De tels propos "suscitent inquiétude et tension dans la région", a souligné M. Abdellatif al-Zayani, un Bahreïni.

Les dirigeants des six membres du CCG ont décidé lundi au terme d'un sommet à Ryad de poursuivre l'étude d'un projet d'union, pressenti pour regrouper dans un premier temps l'Arabie saoudite et Bahreïn, secoué par des troubles dirigés par l'opposition chiite.

Des dizaines de personnes ont manifesté mardi soir dans des villages chiites proches de Manama contre ce projet d'union, selon des témoins.

"Bahreïn libre, le +Bouclier de la Péninsule+ dehors", ont scandé les manifestants, dans une référence aux forces des pays du Golfe, dont l'Arabie saoudite, déployées à Bahreïn depuis mars 2011 pour prêter main-forte à la dynastie sunnite face au mouvement de révolte de la majorité chiite, accusée d'être soutenue par l'Iran.

Les forces de sécurité ont dispersé les manifestants à coups de tirs de fusil de chasse, faisant plusieurs blessés, selon des témoins.

Mardi, Téhéran a affirmé que ce projet d'union pourrait aggraver la crise à Bahreïn, faisant fi des avertissements de l'Arabie saoudite qui lui avait demandé de ne pas s'immiscer dans ses relations avec Manama.
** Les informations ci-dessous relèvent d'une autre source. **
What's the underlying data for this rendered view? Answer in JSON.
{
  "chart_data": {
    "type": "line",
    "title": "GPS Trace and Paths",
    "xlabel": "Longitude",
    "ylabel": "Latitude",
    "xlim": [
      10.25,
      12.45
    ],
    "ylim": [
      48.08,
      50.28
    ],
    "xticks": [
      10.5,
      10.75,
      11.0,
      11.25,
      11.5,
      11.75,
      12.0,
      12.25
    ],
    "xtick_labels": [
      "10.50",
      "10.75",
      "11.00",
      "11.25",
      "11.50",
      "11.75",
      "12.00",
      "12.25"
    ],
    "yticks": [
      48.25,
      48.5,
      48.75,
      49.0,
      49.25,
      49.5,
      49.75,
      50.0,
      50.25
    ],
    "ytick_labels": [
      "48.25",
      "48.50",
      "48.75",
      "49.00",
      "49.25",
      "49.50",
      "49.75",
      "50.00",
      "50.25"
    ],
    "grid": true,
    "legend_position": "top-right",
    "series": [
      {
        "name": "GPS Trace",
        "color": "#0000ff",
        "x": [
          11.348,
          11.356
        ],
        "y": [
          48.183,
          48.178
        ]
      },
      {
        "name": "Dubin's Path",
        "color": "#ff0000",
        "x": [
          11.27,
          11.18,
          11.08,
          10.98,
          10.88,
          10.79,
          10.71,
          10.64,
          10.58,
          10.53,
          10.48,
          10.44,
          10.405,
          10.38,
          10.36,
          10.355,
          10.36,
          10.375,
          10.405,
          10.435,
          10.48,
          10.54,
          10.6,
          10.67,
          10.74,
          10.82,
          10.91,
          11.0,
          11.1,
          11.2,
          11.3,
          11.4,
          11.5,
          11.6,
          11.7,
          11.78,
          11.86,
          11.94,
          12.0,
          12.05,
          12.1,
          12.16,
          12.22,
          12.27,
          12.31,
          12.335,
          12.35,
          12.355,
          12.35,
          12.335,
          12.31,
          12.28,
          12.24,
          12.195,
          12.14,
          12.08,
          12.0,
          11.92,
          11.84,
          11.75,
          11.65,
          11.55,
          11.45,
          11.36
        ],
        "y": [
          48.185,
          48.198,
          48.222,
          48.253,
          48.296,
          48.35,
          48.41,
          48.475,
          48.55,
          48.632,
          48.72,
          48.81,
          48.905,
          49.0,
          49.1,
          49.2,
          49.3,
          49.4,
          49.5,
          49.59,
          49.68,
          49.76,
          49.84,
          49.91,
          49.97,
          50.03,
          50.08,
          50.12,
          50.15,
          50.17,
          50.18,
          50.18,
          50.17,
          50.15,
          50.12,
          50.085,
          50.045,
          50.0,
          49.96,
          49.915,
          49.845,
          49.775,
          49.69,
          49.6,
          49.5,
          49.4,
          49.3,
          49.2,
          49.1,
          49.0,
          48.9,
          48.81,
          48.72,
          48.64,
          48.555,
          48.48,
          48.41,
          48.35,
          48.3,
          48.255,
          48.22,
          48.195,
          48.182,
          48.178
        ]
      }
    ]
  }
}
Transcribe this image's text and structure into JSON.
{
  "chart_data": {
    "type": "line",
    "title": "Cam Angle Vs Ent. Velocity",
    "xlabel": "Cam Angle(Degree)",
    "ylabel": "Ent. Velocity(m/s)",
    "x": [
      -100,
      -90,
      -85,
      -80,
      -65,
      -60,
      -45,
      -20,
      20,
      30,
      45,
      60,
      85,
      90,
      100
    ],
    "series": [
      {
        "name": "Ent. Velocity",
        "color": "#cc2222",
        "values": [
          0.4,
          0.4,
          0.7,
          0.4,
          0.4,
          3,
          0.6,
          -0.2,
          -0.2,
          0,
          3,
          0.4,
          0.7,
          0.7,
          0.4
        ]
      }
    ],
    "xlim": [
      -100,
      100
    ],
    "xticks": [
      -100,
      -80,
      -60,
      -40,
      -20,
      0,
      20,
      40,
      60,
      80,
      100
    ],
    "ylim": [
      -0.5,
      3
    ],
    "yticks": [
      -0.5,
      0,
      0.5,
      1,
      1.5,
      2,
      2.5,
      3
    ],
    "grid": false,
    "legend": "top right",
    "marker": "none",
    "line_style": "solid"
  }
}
Lundi, l'agence iranienne Mehr avait déjà rapporté que quelque 190 des 290 députés du Parlement iranien avaient "condamné" le projet d'union.

"Les dirigeants saoudiens et bahreïnis doivent savoir que cela va renforcer l'unité du peuple bahreïni face aux forces d'occupation" saoudiennes, avaient averti les élus iraniens dans une lettre.